Surekha A. Yadav, Sangeetha Thanapal and Adeline Koh have done everyone a great service by highlighting the issue of race and Chinese privilege in Singapore.
The subject is a controversial one. There’s been no shortage of denial from Chinese Singaporeans; we’re quick to point out how we ourselves are not racist, how we can’t help it if certain institutions are discriminatory (it’s the government, you see) and how angry rants from ethnic minorities are “not persuasive” or not the “right way” to go about things.
The reaction wasn’t surprising, but was disappointing nevertheless. The intersectional problems of racism, elitism, classism, etc. are in dire need of examination and discussion in Singapore, where getting ahead often comes down to a skewed game of privilege bingo (what race you are, what schools you went to, where you live, what assumptions people make based on your nationality and/or accent…)
Fault lines did not just appear in Singaporean society when foreigners became a noticeable minority in our country. Singapore is not just now paying the price of a fragmented nation because of an influx of “outsiders”. As a Chinese Singaporean this is a truth that I am only now slowly beginning to understand. I suspect it is something people from ethnic minorities have known for a much longer time.

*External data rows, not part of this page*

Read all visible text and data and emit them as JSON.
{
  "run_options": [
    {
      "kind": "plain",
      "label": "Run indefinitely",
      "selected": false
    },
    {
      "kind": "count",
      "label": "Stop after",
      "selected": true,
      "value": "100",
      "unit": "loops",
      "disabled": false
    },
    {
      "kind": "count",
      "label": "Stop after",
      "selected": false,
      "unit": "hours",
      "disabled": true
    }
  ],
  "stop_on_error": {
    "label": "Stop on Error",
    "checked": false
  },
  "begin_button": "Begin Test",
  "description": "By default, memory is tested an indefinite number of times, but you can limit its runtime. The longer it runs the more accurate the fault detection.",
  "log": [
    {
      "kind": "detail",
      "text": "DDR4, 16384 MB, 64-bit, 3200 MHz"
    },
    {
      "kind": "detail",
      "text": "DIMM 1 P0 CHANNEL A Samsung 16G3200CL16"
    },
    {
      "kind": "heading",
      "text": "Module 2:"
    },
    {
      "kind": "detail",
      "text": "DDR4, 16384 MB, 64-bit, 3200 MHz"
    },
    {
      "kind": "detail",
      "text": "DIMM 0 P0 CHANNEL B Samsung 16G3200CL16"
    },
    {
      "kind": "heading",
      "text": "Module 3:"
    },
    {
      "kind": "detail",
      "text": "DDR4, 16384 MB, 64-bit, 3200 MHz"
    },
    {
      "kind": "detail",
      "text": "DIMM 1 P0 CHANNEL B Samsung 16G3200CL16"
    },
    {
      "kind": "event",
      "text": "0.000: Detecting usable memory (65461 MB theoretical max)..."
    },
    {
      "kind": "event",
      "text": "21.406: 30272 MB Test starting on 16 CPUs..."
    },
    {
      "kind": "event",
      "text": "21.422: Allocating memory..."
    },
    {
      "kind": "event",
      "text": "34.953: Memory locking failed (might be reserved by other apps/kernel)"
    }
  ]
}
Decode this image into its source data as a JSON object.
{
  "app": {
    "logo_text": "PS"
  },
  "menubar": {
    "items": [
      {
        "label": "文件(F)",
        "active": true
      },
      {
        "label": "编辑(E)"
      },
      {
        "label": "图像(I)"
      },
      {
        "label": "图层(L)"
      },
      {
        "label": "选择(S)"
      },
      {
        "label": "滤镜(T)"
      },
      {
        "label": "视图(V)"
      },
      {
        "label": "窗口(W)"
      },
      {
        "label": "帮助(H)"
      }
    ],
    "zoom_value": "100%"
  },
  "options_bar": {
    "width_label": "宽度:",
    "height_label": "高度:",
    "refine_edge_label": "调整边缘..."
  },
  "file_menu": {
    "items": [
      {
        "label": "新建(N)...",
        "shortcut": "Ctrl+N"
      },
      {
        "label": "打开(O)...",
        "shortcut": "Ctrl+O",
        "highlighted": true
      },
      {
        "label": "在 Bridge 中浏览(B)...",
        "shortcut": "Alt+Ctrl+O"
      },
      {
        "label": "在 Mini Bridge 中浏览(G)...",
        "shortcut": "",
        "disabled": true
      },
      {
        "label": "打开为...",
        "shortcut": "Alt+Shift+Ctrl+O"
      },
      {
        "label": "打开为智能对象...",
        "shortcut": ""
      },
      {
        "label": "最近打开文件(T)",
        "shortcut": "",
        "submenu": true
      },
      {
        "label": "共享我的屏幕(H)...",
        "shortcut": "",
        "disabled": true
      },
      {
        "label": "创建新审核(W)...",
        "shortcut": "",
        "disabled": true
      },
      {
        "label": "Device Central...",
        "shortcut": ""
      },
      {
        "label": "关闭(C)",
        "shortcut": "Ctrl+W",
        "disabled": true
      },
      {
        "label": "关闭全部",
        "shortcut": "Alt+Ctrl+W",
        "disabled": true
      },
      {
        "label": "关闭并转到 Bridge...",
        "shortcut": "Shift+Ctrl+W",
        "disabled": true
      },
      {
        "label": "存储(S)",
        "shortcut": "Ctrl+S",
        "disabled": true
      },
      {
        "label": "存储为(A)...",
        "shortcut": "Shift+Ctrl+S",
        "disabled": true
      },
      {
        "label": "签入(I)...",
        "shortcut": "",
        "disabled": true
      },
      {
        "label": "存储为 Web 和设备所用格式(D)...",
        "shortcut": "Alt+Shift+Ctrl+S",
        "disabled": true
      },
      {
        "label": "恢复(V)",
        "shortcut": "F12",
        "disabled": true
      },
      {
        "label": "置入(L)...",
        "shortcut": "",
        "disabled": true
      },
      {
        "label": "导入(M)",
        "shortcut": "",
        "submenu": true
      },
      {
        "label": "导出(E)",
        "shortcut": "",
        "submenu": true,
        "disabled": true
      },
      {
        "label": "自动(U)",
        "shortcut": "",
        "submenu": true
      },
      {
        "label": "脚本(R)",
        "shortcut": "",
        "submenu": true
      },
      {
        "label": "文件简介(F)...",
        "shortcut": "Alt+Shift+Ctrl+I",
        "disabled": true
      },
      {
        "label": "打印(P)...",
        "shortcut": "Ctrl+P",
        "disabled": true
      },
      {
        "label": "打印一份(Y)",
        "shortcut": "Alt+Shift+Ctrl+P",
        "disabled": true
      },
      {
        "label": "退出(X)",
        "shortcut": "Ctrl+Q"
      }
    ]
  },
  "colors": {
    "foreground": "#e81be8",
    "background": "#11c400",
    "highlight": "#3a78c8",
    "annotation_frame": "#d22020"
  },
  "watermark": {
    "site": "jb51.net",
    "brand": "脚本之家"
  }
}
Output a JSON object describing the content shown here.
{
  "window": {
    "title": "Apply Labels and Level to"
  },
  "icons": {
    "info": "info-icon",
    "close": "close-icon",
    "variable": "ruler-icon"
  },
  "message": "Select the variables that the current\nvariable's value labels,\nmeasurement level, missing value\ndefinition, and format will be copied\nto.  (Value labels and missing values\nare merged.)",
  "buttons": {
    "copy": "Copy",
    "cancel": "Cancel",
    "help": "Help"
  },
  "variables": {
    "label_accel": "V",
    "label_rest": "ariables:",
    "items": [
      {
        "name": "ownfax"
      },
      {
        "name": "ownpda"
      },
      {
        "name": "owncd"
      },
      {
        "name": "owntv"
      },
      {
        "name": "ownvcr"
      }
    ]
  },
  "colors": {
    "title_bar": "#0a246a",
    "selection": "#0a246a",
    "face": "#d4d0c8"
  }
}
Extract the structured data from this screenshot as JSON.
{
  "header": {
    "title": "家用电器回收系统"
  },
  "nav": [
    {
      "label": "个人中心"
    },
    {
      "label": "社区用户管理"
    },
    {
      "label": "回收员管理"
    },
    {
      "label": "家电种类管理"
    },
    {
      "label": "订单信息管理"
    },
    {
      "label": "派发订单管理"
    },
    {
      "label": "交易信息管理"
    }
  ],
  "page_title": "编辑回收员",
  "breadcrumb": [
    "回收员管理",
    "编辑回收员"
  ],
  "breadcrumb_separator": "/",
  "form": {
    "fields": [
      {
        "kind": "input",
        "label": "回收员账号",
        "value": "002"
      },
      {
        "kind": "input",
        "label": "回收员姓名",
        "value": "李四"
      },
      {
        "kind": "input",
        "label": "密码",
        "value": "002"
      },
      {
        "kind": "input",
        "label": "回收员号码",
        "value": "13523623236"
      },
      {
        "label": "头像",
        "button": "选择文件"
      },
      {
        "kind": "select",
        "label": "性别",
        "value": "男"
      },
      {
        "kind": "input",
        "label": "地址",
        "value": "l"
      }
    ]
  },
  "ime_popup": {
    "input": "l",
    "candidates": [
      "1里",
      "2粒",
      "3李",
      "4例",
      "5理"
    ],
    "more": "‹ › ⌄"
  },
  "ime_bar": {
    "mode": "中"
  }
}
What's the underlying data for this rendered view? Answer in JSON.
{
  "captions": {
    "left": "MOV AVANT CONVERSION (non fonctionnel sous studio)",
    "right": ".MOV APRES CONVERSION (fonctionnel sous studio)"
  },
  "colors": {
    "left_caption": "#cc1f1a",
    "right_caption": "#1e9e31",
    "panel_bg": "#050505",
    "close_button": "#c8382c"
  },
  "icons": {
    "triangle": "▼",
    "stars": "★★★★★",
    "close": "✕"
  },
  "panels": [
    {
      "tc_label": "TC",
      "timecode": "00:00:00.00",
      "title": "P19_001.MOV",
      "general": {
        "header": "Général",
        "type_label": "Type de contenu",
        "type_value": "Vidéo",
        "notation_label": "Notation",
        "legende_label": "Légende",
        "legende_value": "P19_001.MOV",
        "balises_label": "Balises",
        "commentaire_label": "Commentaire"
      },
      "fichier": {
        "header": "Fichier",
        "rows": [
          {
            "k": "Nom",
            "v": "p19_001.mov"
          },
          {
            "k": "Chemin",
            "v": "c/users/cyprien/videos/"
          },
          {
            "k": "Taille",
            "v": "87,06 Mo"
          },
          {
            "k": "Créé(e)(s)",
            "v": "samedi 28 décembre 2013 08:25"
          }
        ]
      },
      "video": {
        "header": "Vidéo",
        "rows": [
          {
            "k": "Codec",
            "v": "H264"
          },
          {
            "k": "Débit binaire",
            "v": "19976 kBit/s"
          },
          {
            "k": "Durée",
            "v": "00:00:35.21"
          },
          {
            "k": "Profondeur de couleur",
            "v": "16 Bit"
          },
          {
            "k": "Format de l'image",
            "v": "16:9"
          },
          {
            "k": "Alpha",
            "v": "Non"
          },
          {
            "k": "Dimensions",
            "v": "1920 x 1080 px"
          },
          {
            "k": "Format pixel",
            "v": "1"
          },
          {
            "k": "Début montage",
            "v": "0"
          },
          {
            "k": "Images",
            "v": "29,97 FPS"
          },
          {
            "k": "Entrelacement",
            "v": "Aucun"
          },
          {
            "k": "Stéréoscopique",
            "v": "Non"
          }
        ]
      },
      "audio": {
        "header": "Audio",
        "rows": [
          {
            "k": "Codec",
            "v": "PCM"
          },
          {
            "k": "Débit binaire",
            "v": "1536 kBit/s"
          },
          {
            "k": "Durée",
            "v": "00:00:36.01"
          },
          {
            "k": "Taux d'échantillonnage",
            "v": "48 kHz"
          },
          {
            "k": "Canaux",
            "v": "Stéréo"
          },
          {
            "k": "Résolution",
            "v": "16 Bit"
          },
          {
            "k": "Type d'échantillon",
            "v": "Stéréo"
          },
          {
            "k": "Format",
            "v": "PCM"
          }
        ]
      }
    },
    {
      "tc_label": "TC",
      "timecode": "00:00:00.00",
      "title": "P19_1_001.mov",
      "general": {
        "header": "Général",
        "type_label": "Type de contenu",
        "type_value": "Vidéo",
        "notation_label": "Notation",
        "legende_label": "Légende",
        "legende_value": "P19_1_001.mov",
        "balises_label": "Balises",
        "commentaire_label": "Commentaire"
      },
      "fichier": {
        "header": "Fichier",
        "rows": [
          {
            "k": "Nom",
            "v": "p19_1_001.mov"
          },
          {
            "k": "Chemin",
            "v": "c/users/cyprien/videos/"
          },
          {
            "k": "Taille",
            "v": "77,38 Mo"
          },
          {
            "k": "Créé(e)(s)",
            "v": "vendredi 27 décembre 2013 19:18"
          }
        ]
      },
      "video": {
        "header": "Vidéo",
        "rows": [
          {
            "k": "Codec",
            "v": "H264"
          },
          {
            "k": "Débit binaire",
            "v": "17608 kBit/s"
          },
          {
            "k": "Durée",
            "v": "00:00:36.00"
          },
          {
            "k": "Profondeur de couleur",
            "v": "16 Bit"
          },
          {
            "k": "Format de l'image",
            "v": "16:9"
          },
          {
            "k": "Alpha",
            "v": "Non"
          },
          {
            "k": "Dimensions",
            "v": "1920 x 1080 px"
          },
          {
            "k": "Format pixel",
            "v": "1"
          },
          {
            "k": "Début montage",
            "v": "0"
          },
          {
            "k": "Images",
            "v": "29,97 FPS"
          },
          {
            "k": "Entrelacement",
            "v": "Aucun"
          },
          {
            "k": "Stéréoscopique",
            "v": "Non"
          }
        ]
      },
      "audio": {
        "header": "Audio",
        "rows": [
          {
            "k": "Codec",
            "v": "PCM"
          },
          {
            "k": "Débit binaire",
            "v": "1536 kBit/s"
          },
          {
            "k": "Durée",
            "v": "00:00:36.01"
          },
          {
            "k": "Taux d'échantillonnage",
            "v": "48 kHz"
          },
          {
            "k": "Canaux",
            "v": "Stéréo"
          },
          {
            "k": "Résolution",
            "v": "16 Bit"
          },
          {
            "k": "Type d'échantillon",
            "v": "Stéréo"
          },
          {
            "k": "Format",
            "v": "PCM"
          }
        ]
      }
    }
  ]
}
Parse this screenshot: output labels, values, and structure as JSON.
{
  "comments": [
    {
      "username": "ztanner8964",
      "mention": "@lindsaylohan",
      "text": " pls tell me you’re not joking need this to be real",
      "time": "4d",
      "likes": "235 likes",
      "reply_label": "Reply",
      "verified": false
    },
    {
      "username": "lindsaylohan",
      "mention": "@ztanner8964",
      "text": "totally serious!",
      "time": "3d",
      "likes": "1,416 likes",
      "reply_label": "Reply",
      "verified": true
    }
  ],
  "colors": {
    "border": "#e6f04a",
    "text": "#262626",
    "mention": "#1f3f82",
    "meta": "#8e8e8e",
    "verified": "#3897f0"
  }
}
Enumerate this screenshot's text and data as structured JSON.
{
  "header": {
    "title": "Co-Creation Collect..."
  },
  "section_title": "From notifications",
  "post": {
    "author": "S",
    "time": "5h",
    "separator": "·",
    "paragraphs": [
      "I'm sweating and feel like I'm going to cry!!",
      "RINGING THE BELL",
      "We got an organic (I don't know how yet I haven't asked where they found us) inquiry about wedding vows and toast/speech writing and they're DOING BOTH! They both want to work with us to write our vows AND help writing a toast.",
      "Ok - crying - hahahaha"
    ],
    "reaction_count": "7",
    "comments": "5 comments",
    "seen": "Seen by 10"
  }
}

Some have taken issue with the assertion that the Chinese majority should “STFU” when someone from a minority group speaks, saying that a person shouldn’t be told to shut up and not participate in discussion just because they happen to be from a majority group.
But that isn’t it at all. Saying that the privileged Chinese majority should stop talking when someone from an ethnic minority is sharing his/her views and experiences isn’t about depriving a Chinese person of his/her rights. It’s about encouraging those from the majority to stop and listen.
It’s just like many other social issues. Heterosexual people should stop and listen to the experience of LGBTQ people when discussing sexual orientation and gender identity issues, because we aren’t the ones dealing with the discrimination and the stigma. Men should stop and listen to the experiences of women when talking about misogyny, because women are more often than not the ones dealing with objectification, sexual harassment and other sexist attitudes in and out of the workplace.
It’s not about one party “playing the victim” and silencing another. It’s about people in a majority group making a conscious decision to take a step back and allow others the chance to talk. We already dominate the mainstream media and public discourse most of the time; surely it isn’t that much of an ask to just listen and consider rather than speak and defend when it comes to the discussion of an issue that affect others in ways we don’t even have to worry about?